Topic: Advantages of faery races vs. build points
Started by: when1wasaboy
Started on: 7/20/2008
Board: Green Fairy Games
On 7/20/2008 at 10:32pm, when1wasaboy wrote:
Advantages of faery races vs. build points
We had our first/character creation session for our game a few days ago, and I've been wondering about something. It seems like it costs an inordinate amount of build points to make various faery races, especially given the fairly limited advantages that are given them.
In this game, we have a kobold, a goblin and a leprechaun (the "short" contingent of the Irish mafia), and I'm wondering if I may have missed some advantages for them. It looked as though they simply had some slightly higher starting values, and the Kobold an advantage in learning mining skills. I ended up drastically reducing the build point costs, because it seemed like even with the few bumps to starting values, faery characters ended up very under powered compared to starting humans.
Did I miss something? I confess to not being the strongest at understanding character creation, but none of my players figured it out either.
Aside from the difficulty with character creation, though, we're loving the setting provided. Also, for the record, Call of Cthulu 1920's supplements make really really good resources for this game.
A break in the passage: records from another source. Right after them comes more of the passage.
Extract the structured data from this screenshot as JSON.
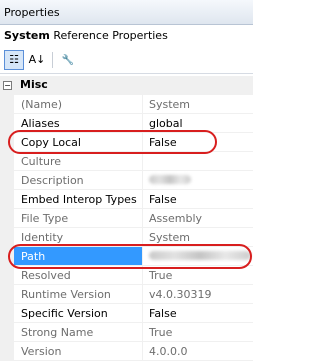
{
  "window": {
    "title": "Properties"
  },
  "object_selector": {
    "name": "System",
    "type": "Reference Properties"
  },
  "toolbar": {
    "categorized_glyph": "☷",
    "alphabetical_glyph": "A↓",
    "property_pages_glyph": "🔧"
  },
  "category": {
    "toggle": "−",
    "label": "Misc"
  },
  "properties": [
    {
      "name": "(Name)",
      "value": "System"
    },
    {
      "name": "Aliases",
      "value": "global"
    },
    {
      "name": "Copy Local",
      "value": "False"
    },
    {
      "name": "Culture",
      "value": ""
    },
    {
      "name": "Description",
      "value": ""
    },
    {
      "name": "Embed Interop Types",
      "value": "False"
    },
    {
      "name": "File Type",
      "value": "Assembly"
    },
    {
      "name": "Identity",
      "value": "System"
    },
    {
      "name": "Path",
      "value": ""
    },
    {
      "name": "Resolved",
      "value": "True"
    },
    {
      "name": "Runtime Version",
      "value": "v4.0.30319"
    },
    {
      "name": "Specific Version",
      "value": "False"
    },
    {
      "name": "Strong Name",
      "value": "True"
    },
    {
      "name": "Version",
      "value": "4.0.0.0"
    }
  ],
  "colors": {
    "selection": "#3399ff",
    "annotation": "#d81e1e",
    "readonly_text": "#6d6d6d"
  }
}
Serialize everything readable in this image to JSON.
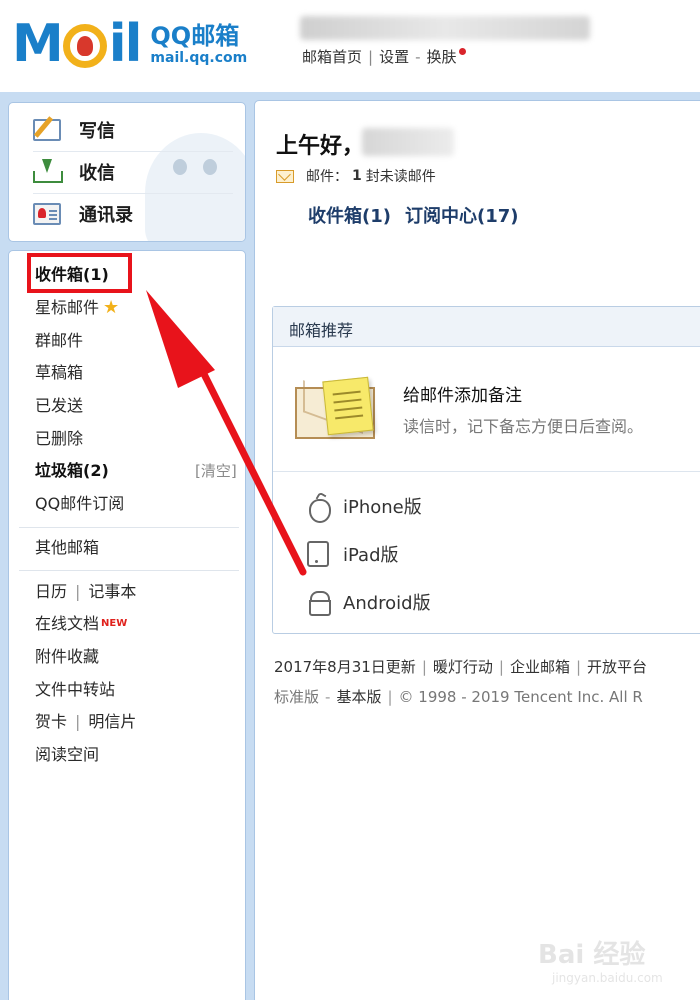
{
  "header": {
    "logo_text": "MOil",
    "logo_cn": "QQ邮箱",
    "logo_url": "mail.qq.com",
    "links": [
      "邮箱首页",
      "设置",
      "换肤"
    ]
  },
  "compose": {
    "write": "写信",
    "receive": "收信",
    "contacts": "通讯录"
  },
  "nav": {
    "inbox": "收件箱(1)",
    "starred": "星标邮件",
    "group": "群邮件",
    "drafts": "草稿箱",
    "sent": "已发送",
    "deleted": "已删除",
    "spam": "垃圾箱(2)",
    "spam_clear": "[清空]",
    "subscriptions": "QQ邮件订阅",
    "other_mailboxes": "其他邮箱",
    "calendar": "日历",
    "notepad": "记事本",
    "docs": "在线文档",
    "docs_badge": "NEW",
    "attachments": "附件收藏",
    "transfer": "文件中转站",
    "cards": "贺卡",
    "postcards": "明信片",
    "reading": "阅读空间"
  },
  "main": {
    "greeting": "上午好，",
    "unread_prefix": "邮件：",
    "unread_count": "1",
    "unread_suffix": "封未读邮件",
    "inbox_link": "收件箱(1)",
    "subscription_link": "订阅中心(17)"
  },
  "recommend": {
    "title": "邮箱推荐",
    "item_title": "给邮件添加备注",
    "item_desc": "读信时，记下备忘方便日后查阅。",
    "apps": [
      "iPhone版",
      "iPad版",
      "Android版"
    ]
  },
  "footer": {
    "line1": [
      "2017年8月31日更新",
      "暖灯行动",
      "企业邮箱",
      "开放平台"
    ],
    "line2_standard": "标准版",
    "line2_basic": "基本版",
    "line2_copyright": "© 1998 - 2019 Tencent Inc. All R"
  },
  "watermark": {
    "text": "Bai 经验",
    "url": "jingyan.baidu.com"
  },
  "colors": {
    "brand_blue": "#1a7fc9",
    "frame_blue": "#c7dcf2",
    "annotation_red": "#e8131b"
  }
}
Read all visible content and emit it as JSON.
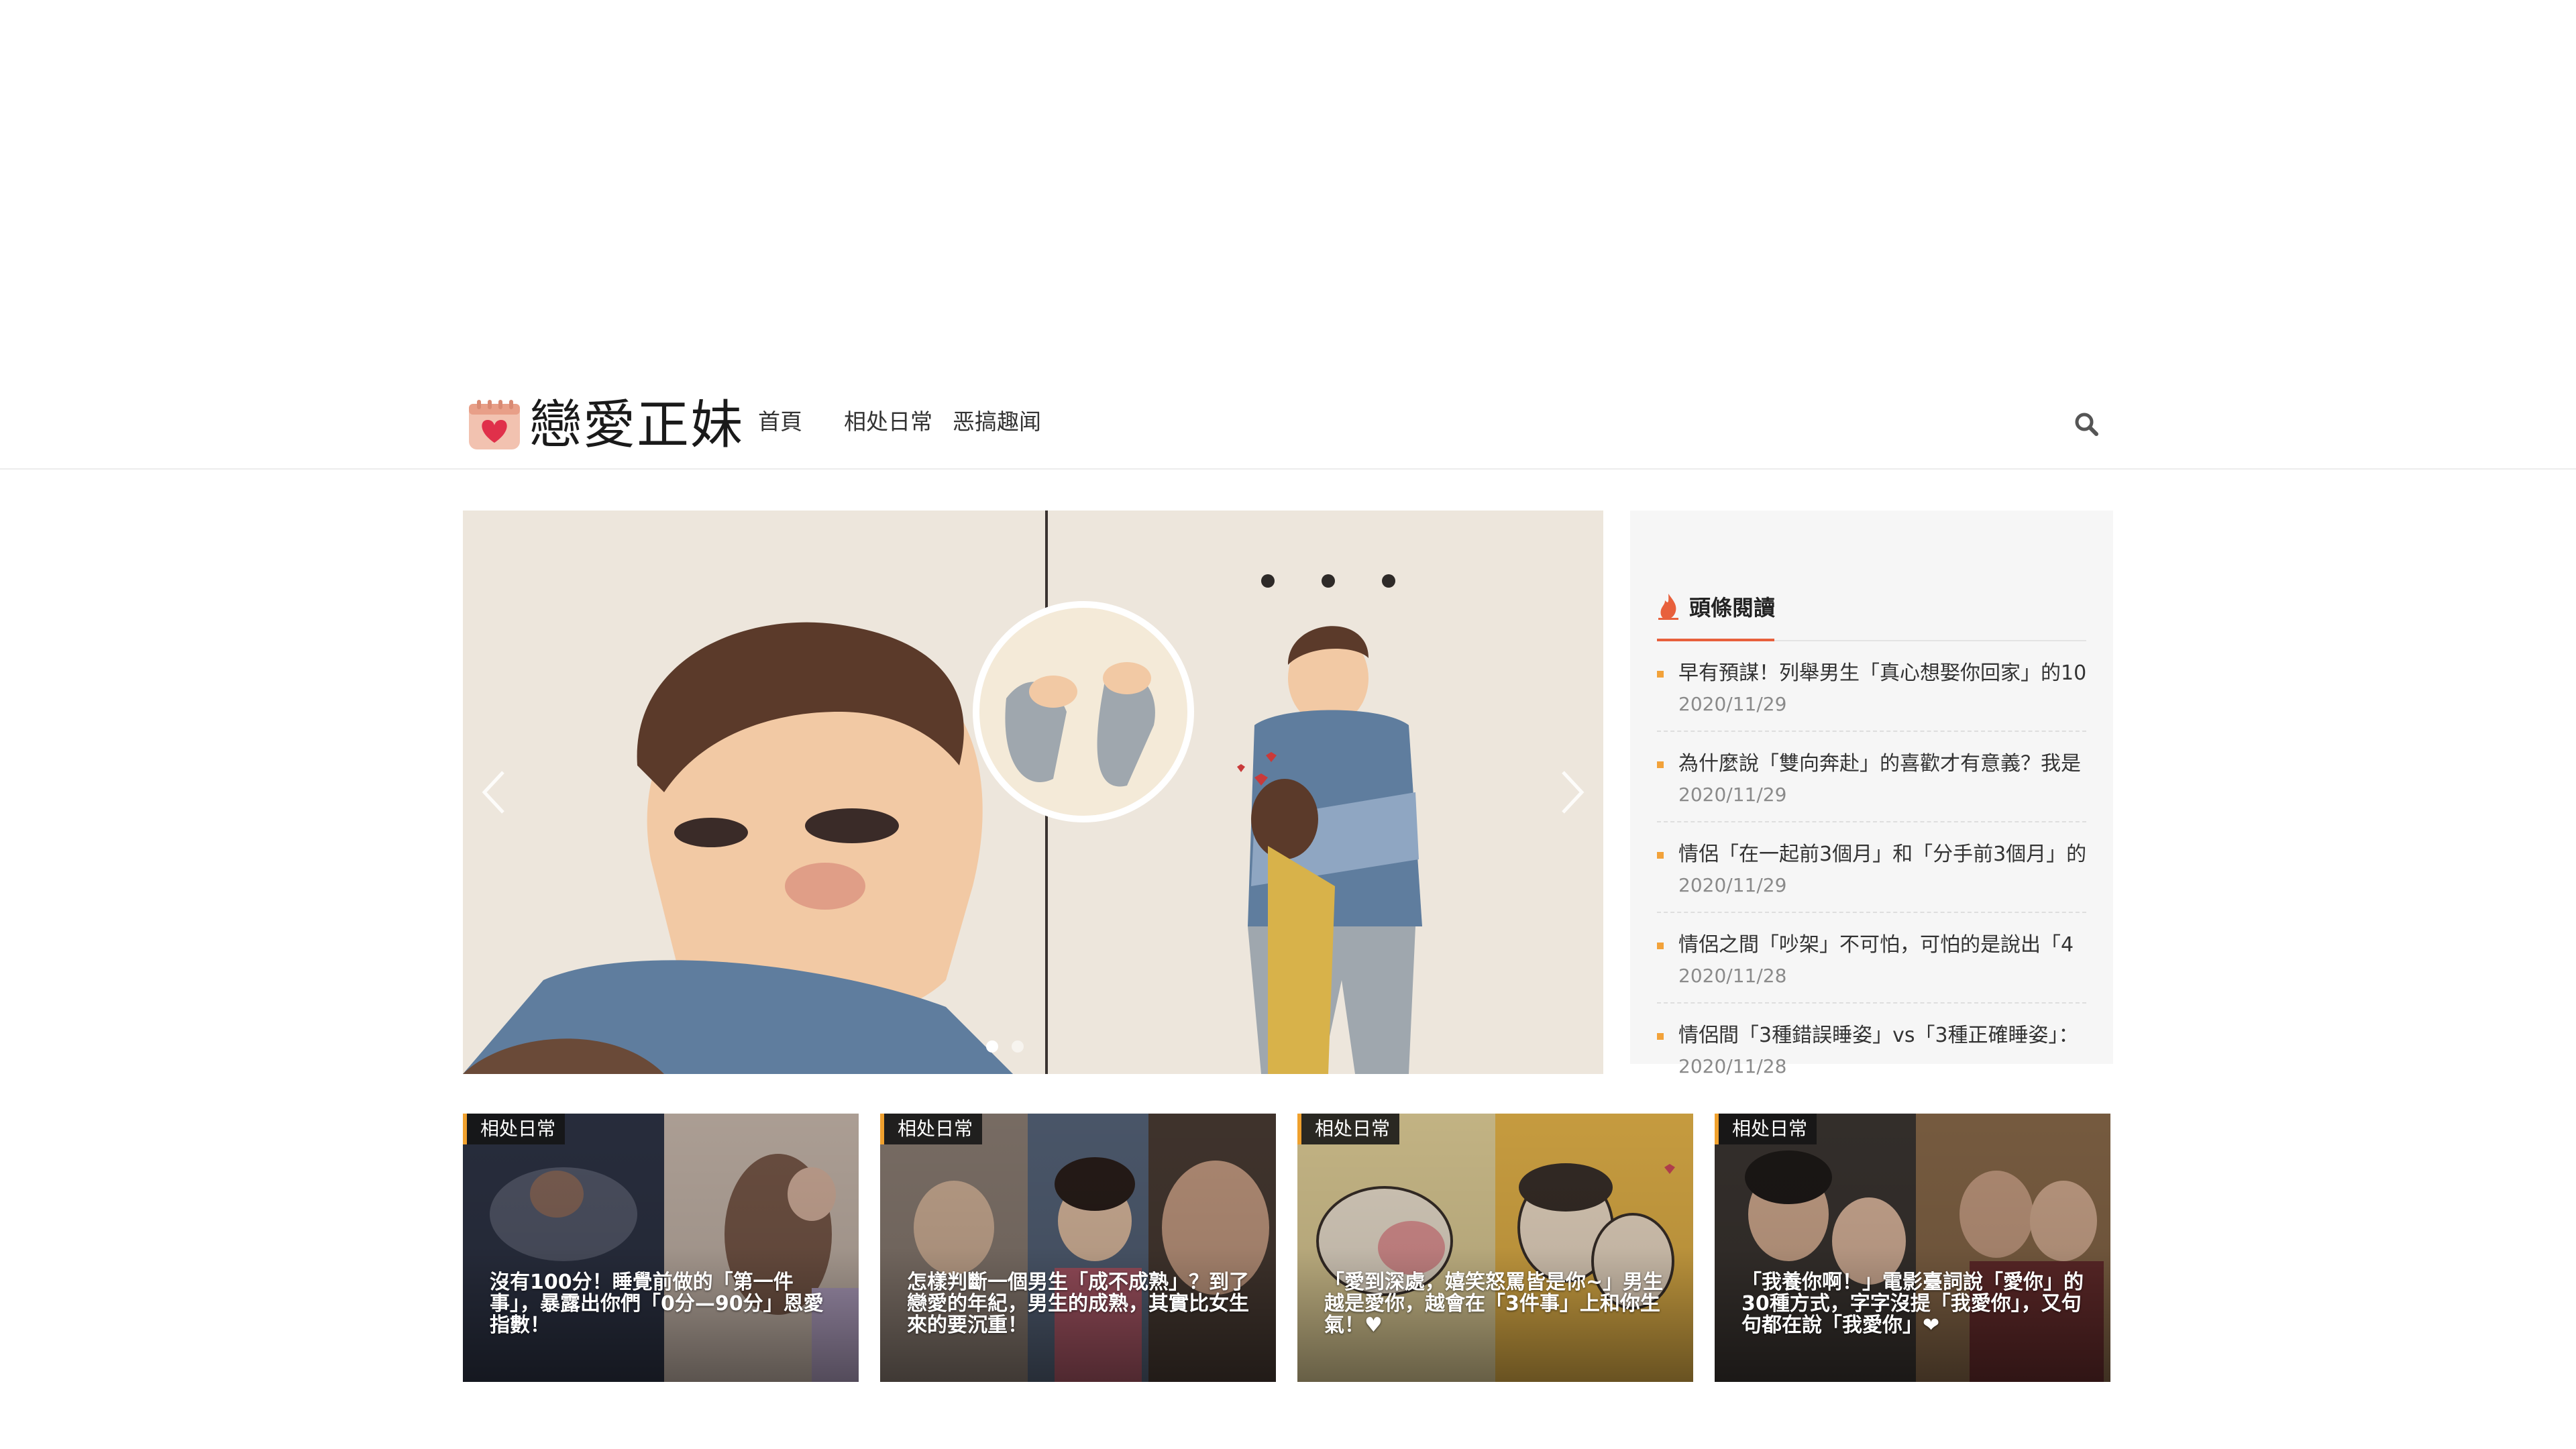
{
  "site": {
    "name": "戀愛正妹",
    "logo_icon": "heart-calendar-icon"
  },
  "nav": {
    "items": [
      {
        "label": "首頁"
      },
      {
        "label": "相处日常"
      },
      {
        "label": "恶搞趣闻"
      }
    ],
    "search_icon": "search-icon"
  },
  "slider": {
    "slide_count": 2,
    "active_index": 0,
    "prev_icon": "chevron-left-icon",
    "next_icon": "chevron-right-icon"
  },
  "sidebar": {
    "title": "頭條閱讀",
    "title_icon": "fire-icon",
    "items": [
      {
        "title": "早有預謀！列舉男生「真心想娶你回家」的10",
        "date": "2020/11/29"
      },
      {
        "title": "為什麼說「雙向奔赴」的喜歡才有意義？我是",
        "date": "2020/11/29"
      },
      {
        "title": "情侶「在一起前3個月」和「分手前3個月」的",
        "date": "2020/11/29"
      },
      {
        "title": "情侶之間「吵架」不可怕，可怕的是說出「4",
        "date": "2020/11/28"
      },
      {
        "title": "情侶間「3種錯誤睡姿」vs「3種正確睡姿」：",
        "date": "2020/11/28"
      }
    ]
  },
  "cards": [
    {
      "tag": "相处日常",
      "title": "沒有100分！睡覺前做的「第一件事」，暴露出你們「0分—90分」恩愛指數！"
    },
    {
      "tag": "相处日常",
      "title": "怎樣判斷一個男生「成不成熟」？到了戀愛的年紀，男生的成熟，其實比女生來的要沉重！"
    },
    {
      "tag": "相处日常",
      "title": "「愛到深處，嬉笑怒罵皆是你~」男生越是愛你，越會在「3件事」上和你生氣！♥"
    },
    {
      "tag": "相处日常",
      "title": "「我養你啊！」電影臺詞說「愛你」的30種方式，字字沒提「我愛你」，又句句都在說「我愛你」❤"
    }
  ],
  "colors": {
    "accent": "#f0a12e",
    "sidebar_underline": "#e8603c",
    "sidebar_bg": "#f6f6f6"
  }
}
On 8/20/2008 at 2:15pm, JustinB wrote:
Re: Advantages of faery races vs. build points
Hi OneWas,
The reason build points for some of the fae species are high compared to humans has to do with long-term play and the way people tend to build characters. In the long term, humans should only ever have one attribute that can get up to 8 and no attributes at rating 9. Even one attribute at rating 9 is a pretty powerful advantage, so fae species that have a +2 to an attribute have powerful potential and are paying for that potential up front. Similarly, fairies can fly, which is an extremely valuable trait and the species your players are running can all do Glamour which is essentially consequences-free illusion magic (no Control rolls).
That said, in a one-shot game it might make sense to reduce the build costs for the fae.